Souvenirs d’une promenade dans le Veynois
par Nicolas Boldych
Hespéride
Lumière brisée par l’ombre, ombre brisée par la lumière,
pas de combat entre elle et elle
mais la seule géométrie des montagnes qui les attise tour à tour
et le soleil qui soumet la plaine
(Une plaine qui en décembre n’est qu’un grand bloc de givre
qui tangue)
à ses girations hivernales.
C’est une plaine aux lumières obliques, brumeuses,
une Hespéride
offusquée tout au long du jour
par d’impressionnants cônes de roches brunâtres
où courent de tenaces pinèdes
pleines de feu.
Aux frontières des champs, entre des villas de verre et de métal morfondu,
agit le corail des peupliers,
de crépitants feuillages réticulés
Placés entre air et eau
Ils se gonflent de ces vents étrangers
qui font saillir leurs veines
populations de rameaux souples et verticaux
C’est alors comme une limite qui prendrait feu
avant de redevenir hypoténuse de l'ombre.
Pour l’Histoire ils sont les sentinelles romaines des arpents de terre
d’un tel ou d’un tel,
pour ma part cette géométrie primitive
ce paysage sec et aérien, à la tête haute, m’ évoque
plutôt,
tour à tour,
un Iran des plateaux
un bêlement de moutons noirs
un vieux verger de rosacées alpines
une Arménie
oubliée dans un coin de l’interminable parchemin de la terre.
Schiste et calcaire
De part et d’autre de la plaine
Se font face le schiste et le calcaire
A l’est le schiste
archives de carbone entassées
en crassiers pyramidaux
piquetés de genêts
de pins
ayant pris racine à même les remous
d’une excessive cuisson
A l'ouest le calcaire
un feu toujours agissant au cœur de la pierre
un son clair et sec attirant
les pluies d’hiver
l’ardeur de l’éboulis comme velléité de langage
aux portes des villes de Veynes, Serre, Aspres.

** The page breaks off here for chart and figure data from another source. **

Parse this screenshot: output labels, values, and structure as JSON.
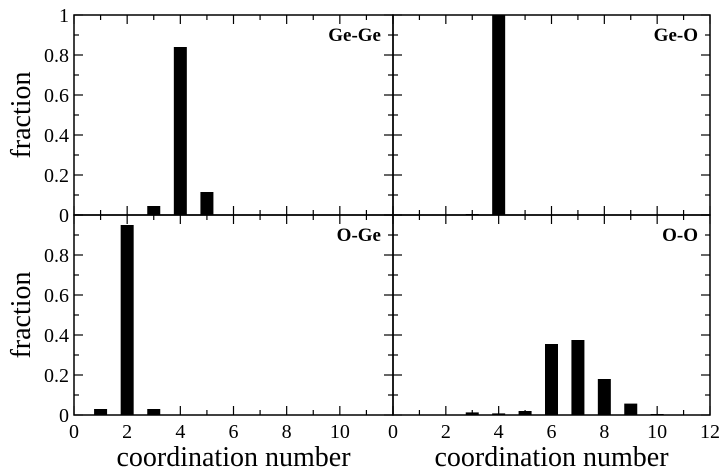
{
  "chart_data": [
    {
      "type": "bar",
      "panel": "top-left",
      "title": "Ge-Ge",
      "xlabel": "",
      "ylabel": "fraction",
      "xlim": [
        0,
        12
      ],
      "ylim": [
        0,
        1
      ],
      "xticks": [],
      "yticks": [
        "0",
        "0.2",
        "0.4",
        "0.6",
        "0.8",
        "1"
      ],
      "x": [
        3,
        4,
        5
      ],
      "values": [
        0.045,
        0.84,
        0.115
      ]
    },
    {
      "type": "bar",
      "panel": "top-right",
      "title": "Ge-O",
      "xlabel": "",
      "ylabel": "",
      "xlim": [
        0,
        12
      ],
      "ylim": [
        0,
        1
      ],
      "xticks": [],
      "yticks": [],
      "x": [
        3,
        4
      ],
      "values": [
        0.005,
        1.0
      ]
    },
    {
      "type": "bar",
      "panel": "bottom-left",
      "title": "O-Ge",
      "xlabel": "coordination number",
      "ylabel": "fraction",
      "xlim": [
        0,
        12
      ],
      "ylim": [
        0,
        1
      ],
      "xticks": [
        "0",
        "2",
        "4",
        "6",
        "8",
        "10"
      ],
      "yticks": [
        "0",
        "0.2",
        "0.4",
        "0.6",
        "0.8"
      ],
      "x": [
        1,
        2,
        3
      ],
      "values": [
        0.03,
        0.95,
        0.03
      ]
    },
    {
      "type": "bar",
      "panel": "bottom-right",
      "title": "O-O",
      "xlabel": "coordination number",
      "ylabel": "",
      "xlim": [
        0,
        12
      ],
      "ylim": [
        0,
        1
      ],
      "xticks": [
        "0",
        "2",
        "4",
        "6",
        "8",
        "10",
        "12"
      ],
      "yticks": [],
      "x": [
        3,
        4,
        5,
        6,
        7,
        8,
        9,
        10
      ],
      "values": [
        0.013,
        0.008,
        0.02,
        0.355,
        0.375,
        0.18,
        0.057,
        0.005
      ]
    }
  ]
}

Entre eux une plaine limoneuse
un mortier de sable, d'argile, de glace,
où ont été plantés comme des pieux les poiriers et pommiers
en rangées policées qui pourtant cachent
des ruisseaux aux cressons flottants
des friches où rosiers sauvages, prunelliers, néfliers se pourchassent
à l’ombre des frênes aux branches souples et noueuses
qui sont comme les muscles toujours jeunes de l’hiver.
Buëch et Buëch
De Lus la Croix haute
descend le grand Buëch
qui rumine sa force
en flots clairs et gouleyants
qui tombe vers le sud
emportée vers une lumière qui tarde à venir.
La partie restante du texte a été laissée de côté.